だが、身じろぎしない姿に違和感も覚えた。
「ポール?」
マサヨシの呼びかけに応える声はない。
代わりに崩れるシルエット。
不自然に傾き、ぐらりと揺れる。
間もなく、どさりと降ってくる人影。
「え?」
ぴくりとも動かないポール。立ち上がることはなく、白目を剥き、口から赤い泡を噴いていた。
「っ!?」
マサヨシ達は一斉に飛び退き、警戒心を高めた。
「な、なんだよ、これ?!」
「ちょっとぉ、どう、なってるぅの?!」
エヴァンは盾に手を伸ばし、カーラが杖を握る。だが、二人とも力が入らないのか、するりと落とす。足元もおぼつかず、立っているのがやっとのよう。
「こ、れは……」
ホリーは、何かに気づいたように胸に手を添える。祈る手に宿る聖なる光。同時に彼女の口角から垂れる赤い筋。力なく傾く体。霧散する光。
「ホリー!」
マサヨシが駆け寄りホリーの体を受け止める。だが彼女の反応はない。目は固く閉じ、口元は血で染まっていた。
「マサ、ヨシ」
たどたどしい声に呼ばれ、思わず目を向けるマサヨシ。
「エヴァン?」
もう声は聞こえない。よろめきながらも右手を伸ばしていた。
「ああ……」
応えるように手を伸ばすマサヨシ。
エヴァンが笑った。
緩んだ口元から、赤い液体が零れる。
伸ばした右手は落ち、そのまま倒れていった。
地面に伝う赤黒い血。
それは既に倒れていたカーラまでも染めていく。
「み、みんな」
マサヨシは声をかけながら視線を動かすが、応える者は誰もいない。
額に浮かぶ脂汗。激しく胸打つ鼓動。熱を帯びる体。次第に呼吸が荒くなり、込み上げてくるものを感じていた。
「ぐふっ」
口の中に広がる生臭い鉄の臭い。どろりと溢れる血。同時に四肢は脱力し、倒れることしかできなかった。
遠のく意識の中、微かに聞こえる足音。同時に聞こえる男性の呟くような声。
「時間がかかったな」
マサヨシは残った力を振り絞り、声の方を向いた。
「あ、あなたは」
「ほう、まだ意識があるのか。
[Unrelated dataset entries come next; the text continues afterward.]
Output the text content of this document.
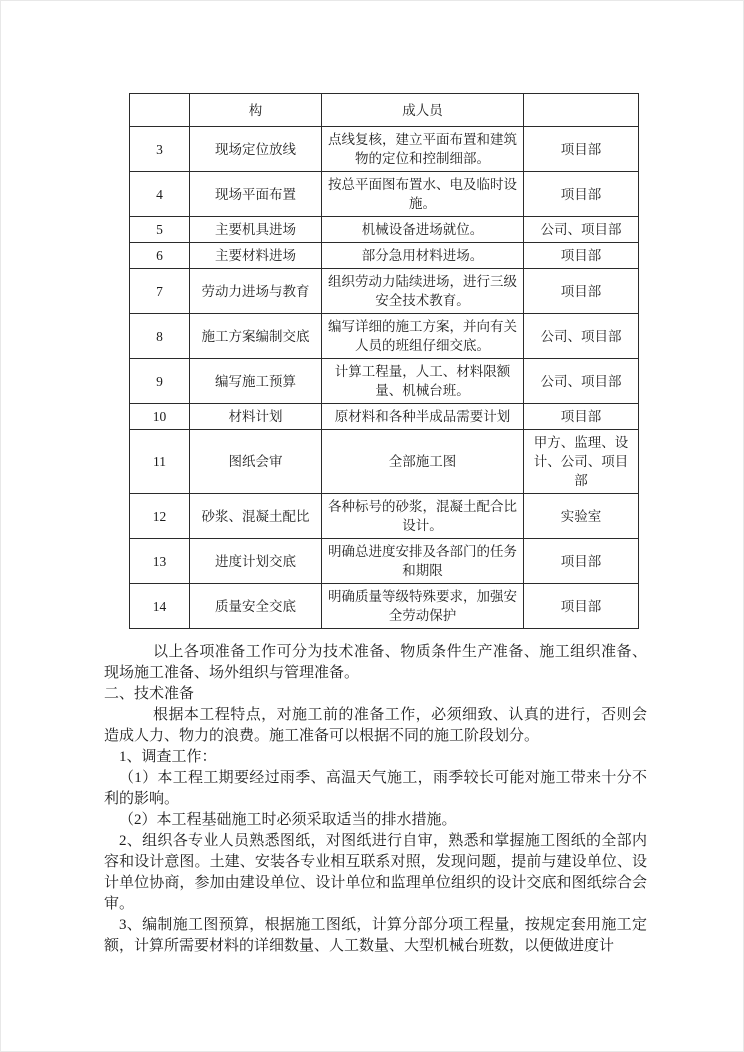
	构	成人员	
3	现场定位放线	点线复核，建立平面布置和建筑物的定位和控制细部。	项目部
4	现场平面布置	按总平面图布置水、电及临时设施。	项目部
5	主要机具进场	机械设备进场就位。	公司、项目部
6	主要材料进场	部分急用材料进场。	项目部
7	劳动力进场与教育	组织劳动力陆续进场，进行三级安全技术教育。	项目部
8	施工方案编制交底	编写详细的施工方案，并向有关人员的班组仔细交底。	公司、项目部
9	编写施工预算	计算工程量，人工、材料限额量、机械台班。	公司、项目部
10	材料计划	原材料和各种半成品需要计划	项目部
11	图纸会审	全部施工图	甲方、监理、设计、公司、项目部
12	砂浆、混凝土配比	各种标号的砂浆，混凝土配合比设计。	实验室
13	进度计划交底	明确总进度安排及各部门的任务和期限	项目部
14	质量安全交底	明确质量等级特殊要求，加强安全劳动保护	项目部

以上各项准备工作可分为技术准备、物质条件生产准备、施工组织准备、现场施工准备、场外组织与管理准备。

二、技术准备

根据本工程特点，对施工前的准备工作，必须细致、认真的进行，否则会造成人力、物力的浪费。施工准备可以根据不同的施工阶段划分。

1、调查工作：

（1）本工程工期要经过雨季、高温天气施工，雨季较长可能对施工带来十分不利的影响。

（2）本工程基础施工时必须采取适当的排水措施。

2、组织各专业人员熟悉图纸，对图纸进行自审，熟悉和掌握施工图纸的全部内容和设计意图。土建、安装各专业相互联系对照，发现问题，提前与建设单位、设计单位协商，参加由建设单位、设计单位和监理单位组织的设计交底和图纸综合会审。

3、编制施工图预算，根据施工图纸，计算分部分项工程量，按规定套用施工定额，计算所需要材料的详细数量、人工数量、大型机械台班数，以便做进度计
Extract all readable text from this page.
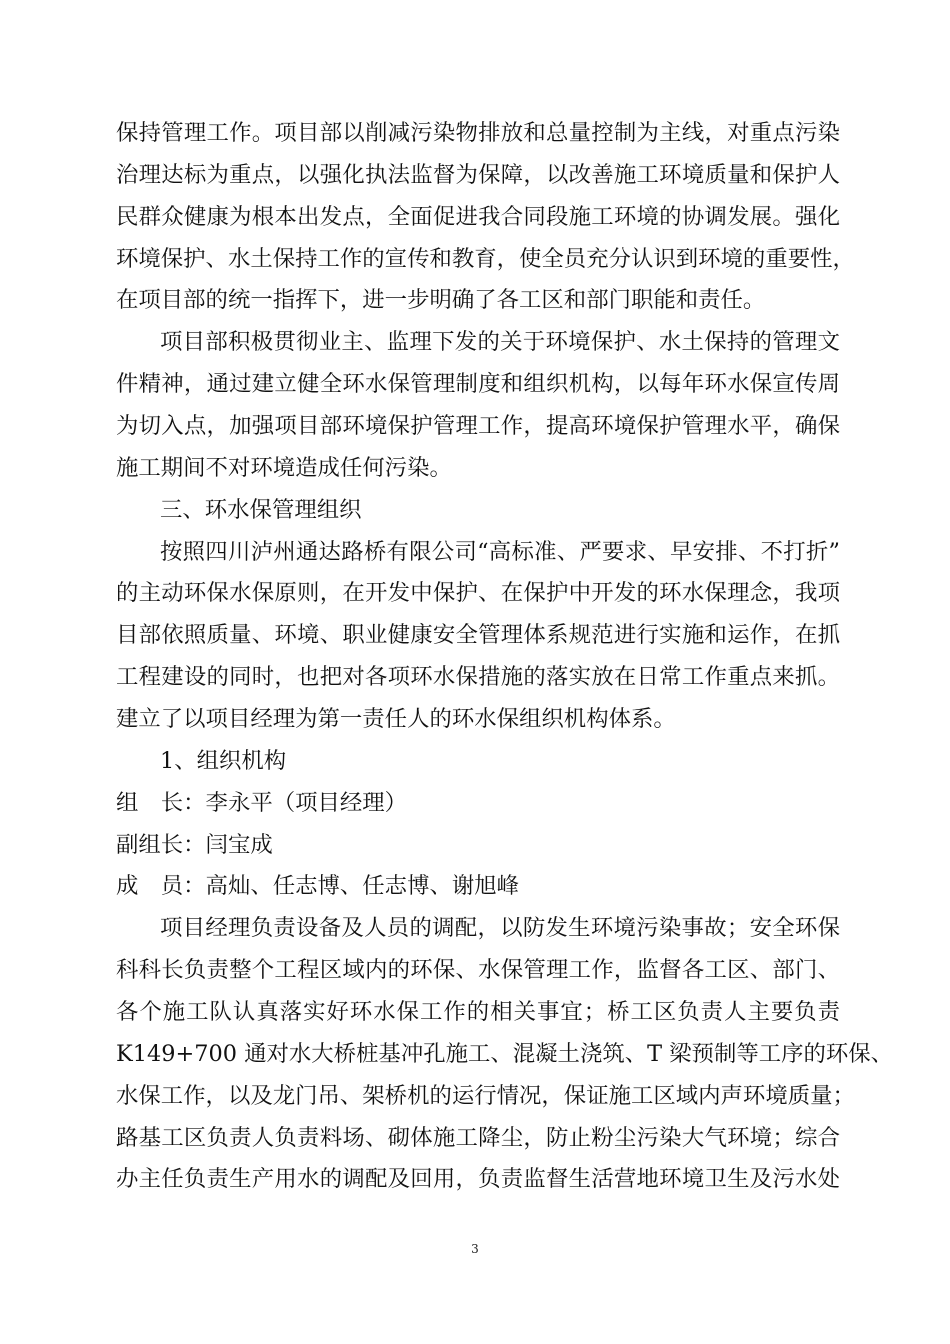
保持管理工作。项目部以削减污染物排放和总量控制为主线，对重点污染
治理达标为重点，以强化执法监督为保障，以改善施工环境质量和保护人
民群众健康为根本出发点，全面促进我合同段施工环境的协调发展。强化
环境保护、水土保持工作的宣传和教育，使全员充分认识到环境的重要性，
在项目部的统一指挥下，进一步明确了各工区和部门职能和责任。
项目部积极贯彻业主、监理下发的关于环境保护、水土保持的管理文
件精神，通过建立健全环水保管理制度和组织机构，以每年环水保宣传周
为切入点，加强项目部环境保护管理工作，提高环境保护管理水平，确保
施工期间不对环境造成任何污染。
三、环水保管理组织
按照四川泸州通达路桥有限公司“高标准、严要求、早安排、不打折”
的主动环保水保原则，在开发中保护、在保护中开发的环水保理念，我项
目部依照质量、环境、职业健康安全管理体系规范进行实施和运作，在抓
工程建设的同时，也把对各项环水保措施的落实放在日常工作重点来抓。
建立了以项目经理为第一责任人的环水保组织机构体系。
1、组织机构
组　长：李永平（项目经理）
副组长：闫宝成
成　员：高灿、任志博、任志博、谢旭峰
项目经理负责设备及人员的调配，以防发生环境污染事故；安全环保
科科长负责整个工程区域内的环保、水保管理工作，监督各工区、部门、
各个施工队认真落实好环水保工作的相关事宜；桥工区负责人主要负责
K149+700 通对水大桥桩基冲孔施工、混凝土浇筑、T 梁预制等工序的环保、
水保工作，以及龙门吊、架桥机的运行情况，保证施工区域内声环境质量；
路基工区负责人负责料场、砌体施工降尘，防止粉尘污染大气环境；综合
办主任负责生产用水的调配及回用，负责监督生活营地环境卫生及污水处
3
さすが勇者、というわけか」
視線の先には、少しふくよかで朗らかな雰囲気の男性がいた。
「満腹亭の、店主さん」
「おや、覚えておいでで」
「なんで、こんな事を……」
「それを知る意味はないだろう」
暗闇に瞬く一筋の光がマサヨシの首筋を通過する。
びしゃりと噴き出す赤い霧。目から失せていく光。
もう誰も声を出すことはできない。
それでもマサヨシの顔は笑っているようだった。